The Morning Show 1×04, “That Woman”: la recensione

Seguendo alcune delle direttrici impostate inizialmente The Morning Show svolta verso È Nata Una Stella + Eva Contro Eva ma con un gusto per la nostra epoca e la passione che ci pervade per le opinioni decise, che accorda tutto il tono al mondo che viviamo. Nel momento in cui Bradley confessa un aborto facendo saltare sulla sedia tutto lo studio, la regia e poi i camerini e le segretarie su su fino alla sedia del padrone del network, per aver fatto esattamente ciò che non si fa mai (e lei stessa se ne rende conto non appena è troppo tardi) parte veramente la serie.

The Morning Show sembrava una serie sul #metoo, e per molti versi continua ad esserlo, ma è in realtà un Mad Men in piccole dimensioni (e scrittura di certo non a quel livello), si candida cioè a serie che prova a leggere le contraddizioni mediatiche dei nostri anni. Lo scandalo sessuale che apre la prima puntata e tiene banco per le prime 3 è una manifestazione di questo spirito mediatico dei tempi, la tempesta in arrivo che la rete cerca con grande abilità (e cinica cattiveria) di evitare, il contraccolpo negli ascolti che deve essere il più breve possibile e più recuperabile possibile. Ora invece che Bradley confessa un aborto trovando un’insperata solidarietà online e un aumento della propria popolarità invece che una diminuzione come temuto, si capisce che la serie è sempre più centrata sulla differenza tra ciò che pensiamo, ciò che vogliamo e la reazione degli altri.

Il network sembra incapace di prevedere cosa vada incontro al gusto dei propri spettatori. Nessuno sembra avere un vero polso del pubblico e a sorpresa un personaggio che nessuno avrebbe mai messo su quella sedia sta incontrando successo. È Nata Una Stella, perché mentre il conduttore dalla mano lunga di Steve Carell cade Bradley trionfa, ma anche Eva Contro Eva perché Alex (Jennifer Aniston), che questa nuova donna più giovane l’ha imposta con un colpo di teatro finalizzato a non perdere il posto, si vede superata nell’interesse generale e soprattutto nell’audacia. E non ne è felice.
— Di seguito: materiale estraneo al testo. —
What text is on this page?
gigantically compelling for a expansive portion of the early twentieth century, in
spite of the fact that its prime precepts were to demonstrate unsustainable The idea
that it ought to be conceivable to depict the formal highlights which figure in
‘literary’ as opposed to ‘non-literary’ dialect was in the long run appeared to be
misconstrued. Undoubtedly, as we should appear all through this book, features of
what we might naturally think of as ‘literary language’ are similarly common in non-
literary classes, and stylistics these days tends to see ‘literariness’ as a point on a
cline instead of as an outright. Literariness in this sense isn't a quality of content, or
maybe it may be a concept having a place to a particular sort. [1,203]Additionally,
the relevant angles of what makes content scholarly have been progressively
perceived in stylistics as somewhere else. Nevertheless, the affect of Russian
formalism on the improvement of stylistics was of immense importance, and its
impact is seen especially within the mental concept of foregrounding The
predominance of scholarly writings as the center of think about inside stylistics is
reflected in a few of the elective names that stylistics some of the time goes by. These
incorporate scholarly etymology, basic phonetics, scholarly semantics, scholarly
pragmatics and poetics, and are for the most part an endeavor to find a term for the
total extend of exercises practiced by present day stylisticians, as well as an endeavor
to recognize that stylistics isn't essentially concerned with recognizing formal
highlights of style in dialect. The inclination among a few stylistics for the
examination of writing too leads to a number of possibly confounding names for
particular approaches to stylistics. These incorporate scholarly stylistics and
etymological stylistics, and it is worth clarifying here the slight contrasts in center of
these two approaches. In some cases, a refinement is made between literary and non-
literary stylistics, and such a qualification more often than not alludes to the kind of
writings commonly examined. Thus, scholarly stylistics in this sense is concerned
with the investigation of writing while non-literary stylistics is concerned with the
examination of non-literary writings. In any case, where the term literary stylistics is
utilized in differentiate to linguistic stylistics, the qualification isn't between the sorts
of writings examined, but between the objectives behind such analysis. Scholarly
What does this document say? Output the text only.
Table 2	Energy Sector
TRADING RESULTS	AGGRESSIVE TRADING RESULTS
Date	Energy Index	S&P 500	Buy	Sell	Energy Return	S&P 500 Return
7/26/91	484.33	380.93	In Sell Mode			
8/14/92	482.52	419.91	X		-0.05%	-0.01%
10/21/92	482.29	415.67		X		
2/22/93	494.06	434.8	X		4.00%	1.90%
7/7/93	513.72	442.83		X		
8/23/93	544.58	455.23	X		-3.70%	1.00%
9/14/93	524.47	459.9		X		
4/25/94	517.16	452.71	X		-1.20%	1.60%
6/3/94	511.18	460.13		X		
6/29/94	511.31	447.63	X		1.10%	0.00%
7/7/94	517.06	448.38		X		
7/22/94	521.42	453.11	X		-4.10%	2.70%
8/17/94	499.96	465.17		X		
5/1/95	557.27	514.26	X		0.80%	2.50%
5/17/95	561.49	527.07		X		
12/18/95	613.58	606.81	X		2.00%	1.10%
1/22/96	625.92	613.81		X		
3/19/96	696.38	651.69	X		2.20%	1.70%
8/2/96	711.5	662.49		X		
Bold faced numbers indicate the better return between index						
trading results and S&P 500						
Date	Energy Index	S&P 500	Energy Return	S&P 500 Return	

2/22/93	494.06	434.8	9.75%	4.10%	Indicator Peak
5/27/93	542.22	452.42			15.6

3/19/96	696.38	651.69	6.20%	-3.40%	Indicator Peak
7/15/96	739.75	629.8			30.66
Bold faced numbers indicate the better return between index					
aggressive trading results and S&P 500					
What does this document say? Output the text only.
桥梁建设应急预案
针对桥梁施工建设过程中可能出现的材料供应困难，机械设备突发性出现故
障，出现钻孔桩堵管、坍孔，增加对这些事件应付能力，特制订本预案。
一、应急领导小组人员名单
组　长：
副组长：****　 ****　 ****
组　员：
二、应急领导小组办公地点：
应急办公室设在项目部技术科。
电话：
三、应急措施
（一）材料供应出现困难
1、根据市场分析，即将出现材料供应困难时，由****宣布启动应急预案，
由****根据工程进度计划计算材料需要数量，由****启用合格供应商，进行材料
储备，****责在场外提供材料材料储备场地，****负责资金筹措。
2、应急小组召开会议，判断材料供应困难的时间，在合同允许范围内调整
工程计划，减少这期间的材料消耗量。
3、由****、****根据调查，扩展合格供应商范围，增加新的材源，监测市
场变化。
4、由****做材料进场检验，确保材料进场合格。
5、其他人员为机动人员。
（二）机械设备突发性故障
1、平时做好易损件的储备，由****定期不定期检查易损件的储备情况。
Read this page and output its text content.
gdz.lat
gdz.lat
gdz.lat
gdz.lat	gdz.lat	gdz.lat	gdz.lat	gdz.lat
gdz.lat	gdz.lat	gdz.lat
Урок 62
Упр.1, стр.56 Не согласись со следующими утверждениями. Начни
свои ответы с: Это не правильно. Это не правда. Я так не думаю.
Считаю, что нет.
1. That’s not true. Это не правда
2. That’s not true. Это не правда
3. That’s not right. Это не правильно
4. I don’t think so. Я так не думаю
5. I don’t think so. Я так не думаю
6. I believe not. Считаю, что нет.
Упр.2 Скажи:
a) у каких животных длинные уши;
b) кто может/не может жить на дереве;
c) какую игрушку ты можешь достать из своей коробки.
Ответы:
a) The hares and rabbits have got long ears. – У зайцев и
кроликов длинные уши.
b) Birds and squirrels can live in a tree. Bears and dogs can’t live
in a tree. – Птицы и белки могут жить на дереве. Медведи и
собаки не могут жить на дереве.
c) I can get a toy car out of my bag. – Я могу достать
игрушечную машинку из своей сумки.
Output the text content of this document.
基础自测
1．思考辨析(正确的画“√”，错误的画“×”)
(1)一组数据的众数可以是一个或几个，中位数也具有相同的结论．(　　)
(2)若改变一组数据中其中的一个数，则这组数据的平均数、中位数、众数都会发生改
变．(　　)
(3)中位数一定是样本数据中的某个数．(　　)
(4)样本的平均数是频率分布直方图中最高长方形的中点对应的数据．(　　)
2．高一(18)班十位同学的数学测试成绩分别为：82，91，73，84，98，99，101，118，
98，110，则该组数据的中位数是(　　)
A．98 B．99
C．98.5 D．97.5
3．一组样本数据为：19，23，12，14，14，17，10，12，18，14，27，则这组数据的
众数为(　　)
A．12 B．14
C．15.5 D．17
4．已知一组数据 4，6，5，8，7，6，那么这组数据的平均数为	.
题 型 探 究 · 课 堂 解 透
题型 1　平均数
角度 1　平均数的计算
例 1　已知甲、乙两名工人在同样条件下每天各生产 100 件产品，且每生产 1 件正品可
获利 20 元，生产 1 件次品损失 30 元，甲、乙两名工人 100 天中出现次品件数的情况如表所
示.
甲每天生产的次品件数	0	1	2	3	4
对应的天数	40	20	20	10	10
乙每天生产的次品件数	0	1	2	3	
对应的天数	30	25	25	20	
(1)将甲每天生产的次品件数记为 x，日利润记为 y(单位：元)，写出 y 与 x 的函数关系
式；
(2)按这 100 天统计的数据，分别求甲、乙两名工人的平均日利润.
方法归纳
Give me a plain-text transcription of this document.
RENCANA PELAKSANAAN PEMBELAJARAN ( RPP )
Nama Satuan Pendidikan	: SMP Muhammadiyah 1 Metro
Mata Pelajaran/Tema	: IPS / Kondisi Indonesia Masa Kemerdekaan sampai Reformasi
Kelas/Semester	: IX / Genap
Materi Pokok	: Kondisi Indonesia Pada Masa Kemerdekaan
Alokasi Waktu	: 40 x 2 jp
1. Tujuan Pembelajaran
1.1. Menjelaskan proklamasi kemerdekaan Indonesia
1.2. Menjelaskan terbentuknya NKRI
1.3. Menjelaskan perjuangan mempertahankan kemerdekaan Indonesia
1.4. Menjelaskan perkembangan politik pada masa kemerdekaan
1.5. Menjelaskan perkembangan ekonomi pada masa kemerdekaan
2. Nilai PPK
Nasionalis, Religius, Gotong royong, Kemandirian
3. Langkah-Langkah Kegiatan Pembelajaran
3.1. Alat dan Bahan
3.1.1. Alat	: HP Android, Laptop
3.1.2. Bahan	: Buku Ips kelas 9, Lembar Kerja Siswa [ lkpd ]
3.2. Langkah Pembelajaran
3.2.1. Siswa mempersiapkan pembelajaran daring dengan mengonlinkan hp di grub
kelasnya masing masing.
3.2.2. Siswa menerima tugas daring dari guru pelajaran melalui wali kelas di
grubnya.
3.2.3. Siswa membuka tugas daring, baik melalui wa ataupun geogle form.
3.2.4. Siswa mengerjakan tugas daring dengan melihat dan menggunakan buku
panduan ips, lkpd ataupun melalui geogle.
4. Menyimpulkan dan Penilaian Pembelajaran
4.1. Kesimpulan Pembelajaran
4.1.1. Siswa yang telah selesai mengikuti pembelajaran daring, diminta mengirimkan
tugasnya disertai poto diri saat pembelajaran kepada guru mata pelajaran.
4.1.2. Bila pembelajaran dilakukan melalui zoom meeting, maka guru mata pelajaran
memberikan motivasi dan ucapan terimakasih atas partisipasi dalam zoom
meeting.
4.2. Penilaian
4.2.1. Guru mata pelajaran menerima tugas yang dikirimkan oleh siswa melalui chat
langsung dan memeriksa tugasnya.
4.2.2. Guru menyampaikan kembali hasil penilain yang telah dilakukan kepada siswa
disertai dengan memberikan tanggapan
Quando in chiusura Bradley conduce l’attesa intervista con una delle vittime di molestie e invece che seguire lo script sceglie di fare il proprio lavoro, facendo domande, scavando, insistendo fino a scoperchiare il fatto che tutti sapessero delle molestie e nessuno dicesse nulla, implicando e coinvolgendo i vertici più di prima, la serie cambia ancora. Non è chiaro ancora cosa stia diventando o se, molto semplicemente, non sia nulla, sia cioè come Mad Men il racconto di diversi eventi blandamente uniti tra loro dall’unità di luogo.
In ogni caso questa serie sorprendente sembra capace di individuare esattamente le maniere più corrette per mettere in scena le dinamiche di disperata ricerca di consenso e timore della perdita di esso nell’era dei social media.

Nel tempio della televisione, cioè lo show mattutino, un programma con un’audience o in là con gli anni o scarsamente scolarizzato, sembra entrare un personaggio perfetto per l’animo liberal della rete. Uno che di conservatore e tradizionale ha poco (non perché non lo sia in sé ma perché tradizionalmente non sarebbe stata scelta per un simile programma).

E se inizialmente era sembrata la serie di Jennifer Aniston la colonna portante è ora Reese Witherspoon a guidare i giochi, cioè ad impostare con la recitazione del suo personaggio tempi e sensazioni.

Il movimento a pendolo che fa la serie appoggiandosi prima su una e poi sull’altra è in armonia con il passaggio di temi, caratteri e funzioni all’interno della storia.

Tutto questo dà ad ogni puntata di The Morning Show una forza sorprendente strana e misteriosa, perché la serie si presenta con toni molto austeri, ha la durezza di un prodotto HBO e nulla del tono solo lievemente sopra le righe di Newsroom o del piacere di guardare gli anni ‘60 di Mad Men, è una serie dura con una palette di colori saturi (quello sì) ma non sgargianti, in cui i neri sono sempre presenti e numerosi e in cui l’ironia (per quanto presente) sembra stare lì a ricordarci quanto non sia un luogo dove c’è posto per l’ironia. Continuiamo ad aspettarci qualcosa di più leggero e invece diventa sempre più serio.